Mas isso é mais sobre os estados azuis contrariando os esforços dos estados vermelhos, não tendo que resistir à vontade do governo federal ou do presidente. Com o regresso de Trump à Casa Branca, porém, os estados azuis enfrentam a possibilidade de serem privados de financiamento federal de rotina simplesmente porque Trump os odeia.

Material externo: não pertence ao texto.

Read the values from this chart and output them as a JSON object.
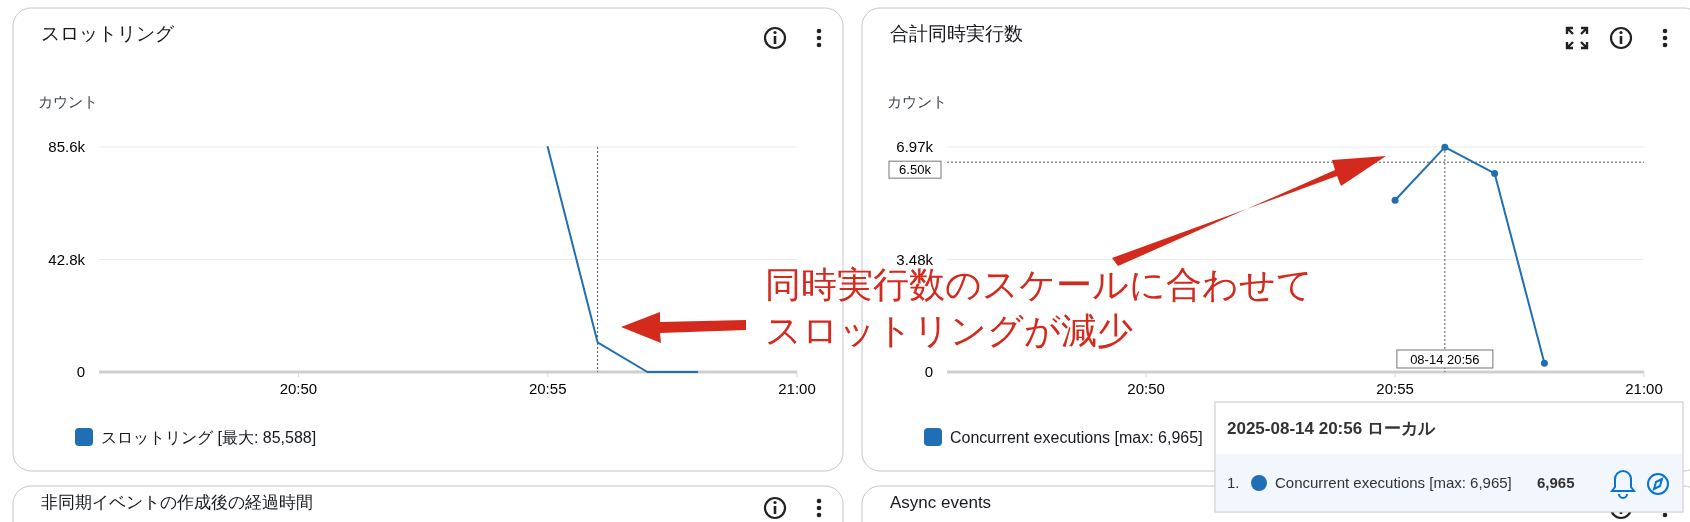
{
  "chart_data": [
    {
      "type": "line",
      "title": "スロットリング",
      "ylabel": "カウント",
      "x": [
        "2025-08-14T20:55",
        "2025-08-14T20:56",
        "2025-08-14T20:57",
        "2025-08-14T20:58"
      ],
      "series": [
        {
          "name": "スロットリング [最大: 85,588]",
          "color": "#1f6fb2",
          "values": [
            85588,
            11300,
            0,
            0
          ]
        }
      ],
      "xlim": [
        "2025-08-14T20:46",
        "2025-08-14T21:00"
      ],
      "xticks": [
        {
          "value": "2025-08-14T20:50",
          "label": "20:50"
        },
        {
          "value": "2025-08-14T20:55",
          "label": "20:55"
        },
        {
          "value": "2025-08-14T21:00",
          "label": "21:00"
        }
      ],
      "ylim": [
        0,
        85600
      ],
      "yticks": [
        0,
        {
          "value": 42800,
          "label": "42.8k"
        },
        {
          "value": 85600,
          "label": "85.6k"
        }
      ],
      "grid": "y",
      "legend": "bottom",
      "ref_lines": [
        {
          "axis": "x",
          "value": "2025-08-14T20:56",
          "line_style": "dotted"
        }
      ],
      "annotations": [
        "同時実行数のスケールに合わせて",
        "スロットリングが減少"
      ]
    },
    {
      "type": "line",
      "title": "合計同時実行数",
      "ylabel": "カウント",
      "x": [
        "2025-08-14T20:55",
        "2025-08-14T20:56",
        "2025-08-14T20:57",
        "2025-08-14T20:58"
      ],
      "series": [
        {
          "name": "Concurrent executions [max: 6,965]",
          "color": "#1f6fb2",
          "values": [
            5320,
            6965,
            6150,
            270
          ]
        }
      ],
      "xlim": [
        "2025-08-14T20:46",
        "2025-08-14T21:00"
      ],
      "xticks": [
        {
          "value": "2025-08-14T20:50",
          "label": "20:50"
        },
        {
          "value": "2025-08-14T20:55",
          "label": "20:55"
        },
        {
          "value": "2025-08-14T21:00",
          "label": "21:00"
        }
      ],
      "ylim": [
        0,
        6970
      ],
      "yticks": [
        0,
        {
          "value": 3480,
          "label": "3.48k"
        },
        {
          "value": 6970,
          "label": "6.97k"
        }
      ],
      "grid": "y",
      "legend": "bottom",
      "marker": "circle",
      "ref_lines": [
        {
          "axis": "x",
          "value": "2025-08-14T20:56",
          "label": "08-14 20:56",
          "line_style": "dotted"
        },
        {
          "axis": "y",
          "value": 6500,
          "label": "6.50k",
          "line_style": "dotted"
        }
      ],
      "annotations": [
        "2025-08-14 20:56 ローカル",
        "1.",
        "Concurrent executions [max: 6,965]",
        "6,965"
      ]
    },
    {
      "type": "other",
      "title": "非同期イベントの作成後の経過時間"
    },
    {
      "type": "other",
      "title": "Async events"
    }
  ]
}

É por isso que a Califórnia está a considerar a possibilidade de criar mecanismos de financiamento do Estado para o auxílio em caso de catástrofes, como incêndios florestais e terramotos. Durante o seu primeiro mandato, Trump recusou ou restringiu severamente a ajuda em caso de catástrofe à Califórnia, a Washington e a Porto Rico porque esses locais têm uma tendência democrata.
Em contraste com o discurso do Presidente Joe Biden abordagem imparcial para garantir que mesmo os estados mais vermelhos recebessem financiamento imediato da FEMA após o furacão Helene, uma abordagem que a administração manteve mesmo quando Trump mentiu repetidamente sobre o facto de o dinheiro da catástrofe ter sido desviado para os migrantes.
Ou recordar que Trump queria condicionar os fundos da COVID aos Estados azuis ao facto de esses Estados concordarem com as suas posições políticas totalmente não relacionadas com coisas como a eliminação do imposto sobre as mais-valias.
Nada disto é normal. As instituições governamentais não deveriam ter de tomar medidas para se protegerem contra um novo Presidente. Trump nunca deveria ter sido autorizado a candidatar-se novamente e deveria ter enfrentado consequências pelas suas inúmeras formas de comportamento criminoso.
Mas uma vez que o Supremo Tribunal isolou Trump de quaisquer consequências, libertou-o para concorrer e libertou-o para ganhar. Agora, todos os outros têm de sofrer as consequências.